Here are some facts about the games.
War-game
The game was very difficult, consisted of different servers, and one had to become root on them. There were 3 warm-up stages, which happened to be very difficult for most of the people.
I solved the first two warm-up stages with SQL injection.
There was only one text box and a submit button. The task was to retrieve the administrator password. I tried different input string, and it gave different answers for “1”, “2”, “3”, “4”, and an “ERROR” for everything else except the string “id”. I decided: this should be an SQL injection kind of problem. I tried to make a “1 or 1=1”, “1 and 1=1”, “1 AND 1=2” all of them worked as expected. I tried to make a UNION SELECT and the server consequently answered: “Page cannot be accessed”. Fortunately, I tried a second sql statement injection into the parameter, which happened to be ok. I found that the database was PostgreSQL which I had no experience with before, but that's the reason why I try to act like a hacker. I googled for injection strings, found the admin table, listed the columns and found the column names. The problem was that the length of the string I was able to retrieve on the page was maximized in some few characters, so the substring function was the solution for that. I retrieved the password, and gained 10 points.
Some remarks for myself: PostgreSQL uses “limit X offset Y”, concatenates with “||”, not trivial to retrieve column names, table names.
The second stage was SQL blind injection.
At first there was only a link on the page “click here for hints”. When I opened the link, I got a POST-ed “q=1” value, and a sting on the page: “ID exists”. The task was to retrieve the password for haxor.
With different kind of SQL injection vectors I could retrieve the SQL error with the SELECT statement hard-coded into the page source, it was something like this “SELECT id,txt FROM fake WHERE id=1...ERROR:....”. After some testing I could find the same anomaly as it was in the first stage. I tried to make a UNION SELECT and the server consequently answered: “Page cannot be accessed”, but the SQL command injection like this “1;SELECT 1” worked well. I don't like to do blind SQL injection manually, so I used SQLMAP. I really like this tool for most cases, but there are some very simple cases when I cannot make it work, however I know a trivial injection vector. Fortunately in this case it worked pretty well. I dumped the request from Firefox with the Live-http headers plugin, and copied it into a text file for sqlmap. It was a piece of cake to dump the database and get the password for haxor.
The third stage was a login page and the task was to retrieve the password or whatever, I don't remember exactly. It was easy to determine that it will be an XML or XPATH injection, because an injected “ ' “ generated some error messages with XML errors. I have no experience with XML injections, so I thought it won't worth the time to learn it now for only 10 points, because hacking a whole server worth 50 points and other people already had 10, 20 and perhaps one or maximum two with 30 points.
These were the warm-ups, and I tell you in advance that only one guy could hack a whole machine, my colleague, whom with I work and learn a lot from him about hacking.
I reserved the remaining time for hacking a server to earn enough point to be in the top 3.
An IP address range was given to search for vulnerable servers.
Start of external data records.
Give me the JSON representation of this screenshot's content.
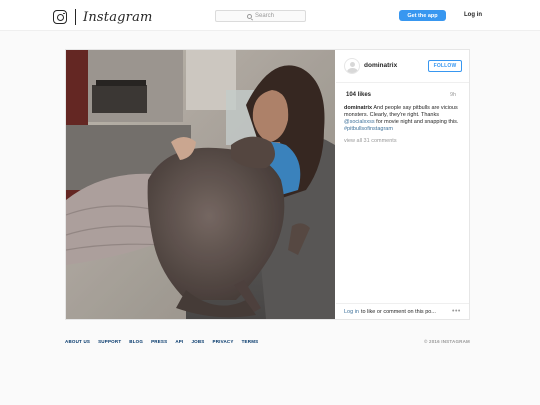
{
  "topbar": {
    "brand_word": "Instagram",
    "search_placeholder": "Search",
    "get_app_label": "Get the app",
    "login_label": "Log in"
  },
  "post": {
    "username": "dominatrix",
    "follow_label": "FOLLOW",
    "likes": "104 likes",
    "time": "9h",
    "caption": {
      "author": "dominatrix",
      "text_1": " And people say pitbulls are vicious monsters. Clearly, they're right. Thanks ",
      "mention": "@socialxxss",
      "text_2": " for movie night and snapping this. ",
      "hashtag": "#pitbullsofinstagram"
    },
    "view_all": "view all 31 comments",
    "comment_login": "Log in",
    "comment_text": "to like or comment on this po...",
    "more": "•••"
  },
  "footer": {
    "links": [
      "ABOUT US",
      "SUPPORT",
      "BLOG",
      "PRESS",
      "API",
      "JOBS",
      "PRIVACY",
      "TERMS"
    ],
    "copyright": "© 2016 INSTAGRAM"
  },
  "colors": {
    "accent": "#3897f0",
    "link": "#3f729b",
    "footer_link": "#003569",
    "muted": "#999999"
  },
  "icons": [
    "instagram-camera-icon",
    "search-icon",
    "avatar-placeholder-icon",
    "more-options-icon"
  ]
}
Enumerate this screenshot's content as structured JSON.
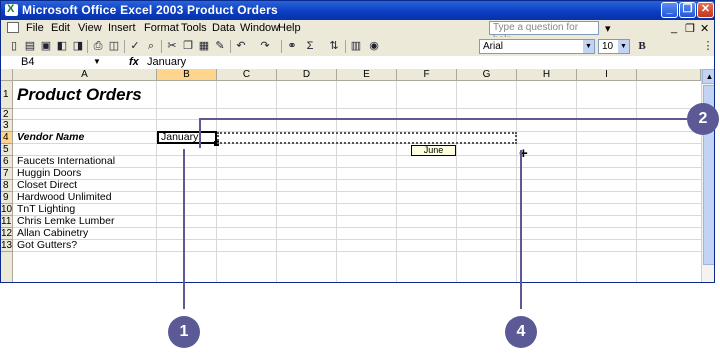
{
  "window": {
    "title": "Microsoft Office Excel 2003 Product Orders",
    "controls": {
      "minimize": "_",
      "restore": "❐",
      "close": "✕"
    }
  },
  "menubar": {
    "items": [
      "File",
      "Edit",
      "View",
      "Insert",
      "Format",
      "Tools",
      "Data",
      "Window",
      "Help"
    ],
    "help_placeholder": "Type a question for help",
    "doc_controls": {
      "minimize": "_",
      "restore": "❐",
      "close": "✕"
    }
  },
  "toolbar": {
    "font": "Arial",
    "font_size": "10",
    "bold_label": "B",
    "sum_label": "Σ"
  },
  "formula_bar": {
    "name_box": "B4",
    "fx_label": "fx",
    "value": "January"
  },
  "sheet": {
    "columns": [
      "A",
      "B",
      "C",
      "D",
      "E",
      "F",
      "G",
      "H",
      "I"
    ],
    "rows": [
      "1",
      "2",
      "3",
      "4",
      "5",
      "6",
      "7",
      "8",
      "9",
      "10",
      "11",
      "12",
      "13"
    ],
    "title": "Product Orders",
    "vendor_header": "Vendor Name",
    "b4": "January",
    "autofill_tip": "June",
    "vendors": [
      "Faucets International",
      "Huggin Doors",
      "Closet Direct",
      "Hardwood Unlimited",
      "TnT Lighting",
      "Chris Lemke Lumber",
      "Allan Cabinetry",
      "Got Gutters?"
    ]
  },
  "callouts": {
    "one": "1",
    "two": "2",
    "four": "4"
  },
  "colors": {
    "callout": "#5b5a96",
    "titlebar": "#0a3cc0",
    "selected_header": "#ffd58d"
  },
  "icons": [
    "excel-app-icon",
    "new-icon",
    "open-icon",
    "save-icon",
    "permission-icon",
    "print-icon",
    "print-preview-icon",
    "spelling-icon",
    "research-icon",
    "cut-icon",
    "copy-icon",
    "paste-icon",
    "format-painter-icon",
    "undo-icon",
    "redo-icon",
    "hyperlink-icon",
    "autosum-icon",
    "sort-ascending-icon",
    "chart-wizard-icon",
    "help-icon",
    "fill-handle-cursor-icon"
  ]
}
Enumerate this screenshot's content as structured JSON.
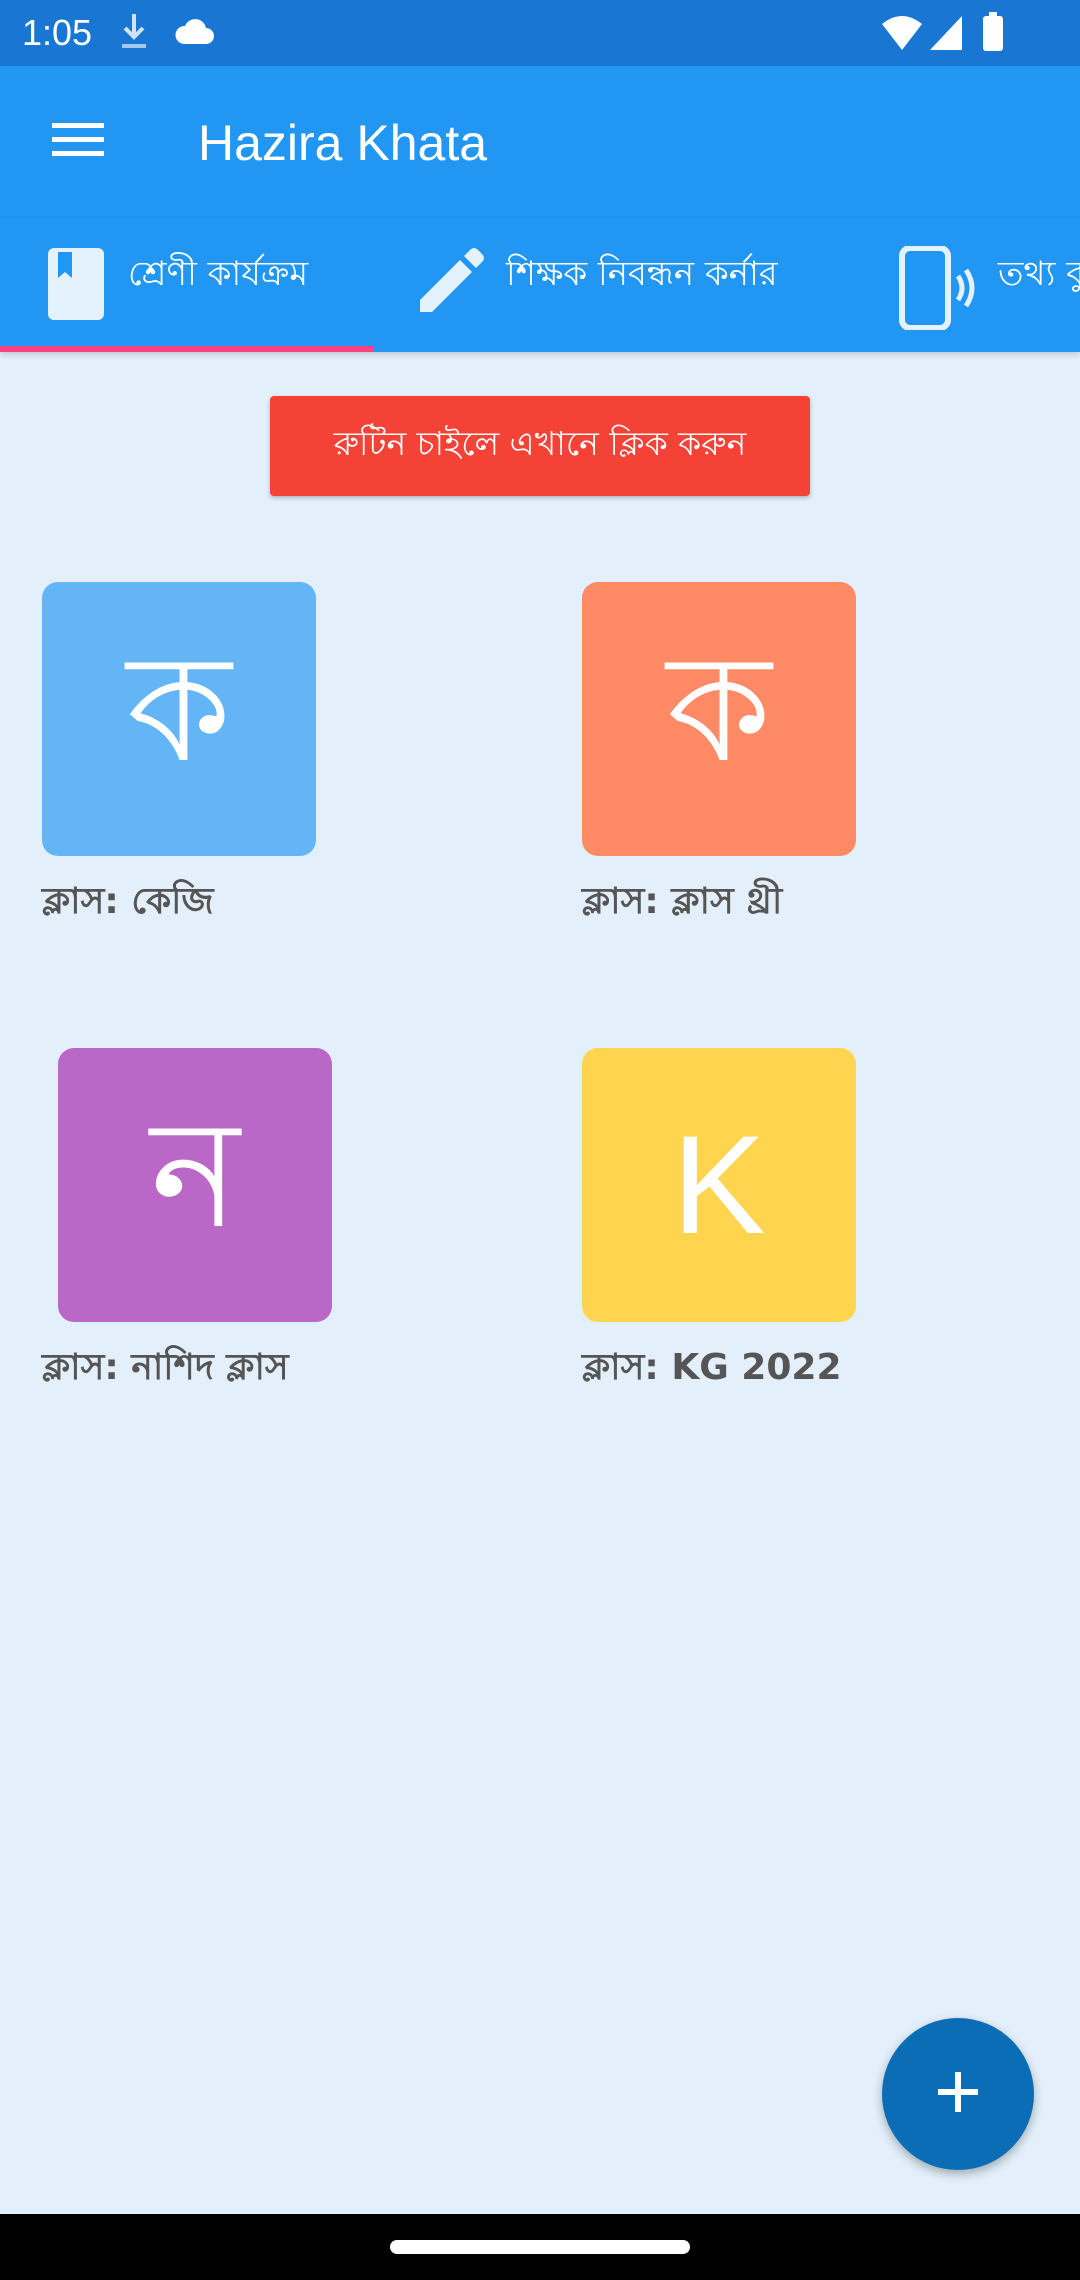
{
  "status_bar": {
    "time": "1:05",
    "icons": [
      "download-icon",
      "cloud-icon",
      "wifi-icon",
      "signal-icon",
      "battery-icon"
    ]
  },
  "app_bar": {
    "title": "Hazira Khata",
    "menu_icon": "hamburger-menu-icon"
  },
  "tabs": [
    {
      "label": "শ্রেণী কার্যক্রম",
      "icon": "book-icon",
      "selected": true
    },
    {
      "label": "শিক্ষক নিবন্ধন কর্নার",
      "icon": "pencil-icon",
      "selected": false
    },
    {
      "label": "তথ্য বু",
      "icon": "phone-vibrate-icon",
      "selected": false
    }
  ],
  "routine_button": {
    "label": "রুটিন চাইলে এখানে ক্লিক করুন"
  },
  "classes": [
    {
      "initial": "ক",
      "label": "ক্লাস: কেজি",
      "color": "#64B5F6"
    },
    {
      "initial": "ক",
      "label": "ক্লাস: ক্লাস থ্রী",
      "color": "#FF8A65"
    },
    {
      "initial": "ন",
      "label": "ক্লাস: নাশিদ ক্লাস",
      "color": "#BA68C8"
    },
    {
      "initial": "K",
      "label": "ক্লাস: KG 2022",
      "color": "#FFD54F"
    }
  ],
  "fab": {
    "icon": "plus-icon"
  },
  "colors": {
    "primary": "#2196F3",
    "status_bar": "#1976D2",
    "background": "#E3F0FB",
    "tab_indicator": "#FF4081",
    "routine_button": "#F44336",
    "fab": "#0B6DB5"
  }
}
I scanned them for open ports and found 5 servers. I ran some basic scans on them like Nessus, Spider and Analysis with Paros but found nothing interesting at first, but for one of them generated several medium level risks so I chose that one with LemonCMS on it. I ran a DirBuster with minimal dictionary and it gave me some defaults with nothing interesting. After some scans I tried the medium dictionary and found a directory with server status info and PHP session ID-s. I changed my session ID to one of those I found and I became somebody who is able to upload files to the web root. I uploaded a PHP shell and did some default searches, nothing interesting found. I opened a port on my laptop and made a reverse shell connection. I pulled up my local apache server and put some files on it to download to the server. Unfortunately I have no Linux local root exploits so I could not hack the machine, this was the last step to solve. But I am happy because my colleague made it somehow and he won the first prize: a laptop. Congratulations!!!
Capture The Flag (CTF)
I don't know much about the CTF game, there were like 2 servers to hack and defend from other teams. Maybe next year our company will also take part in this kind of challenge.
Hack The Vendor (HV)
This game was a simple one. A Checkpoint IronPort content filtering machine was set up, only a few web pages were available through it. The task was to access any other site through it. Nobody could do it.
Some interesting facts about the event:
- There were like 1000 people on the event.
- There were different kinds of broadcasting corporations like: Czech, Chinese, Aljazeera...
- There were international security experts: Bruce Schneier, Alexander Kornbrust and Felix "FX" Lindner.
- There were Hungarian security experts with interesting talks.
- There were hacking games.
Thats all about the Hacktivity 2010.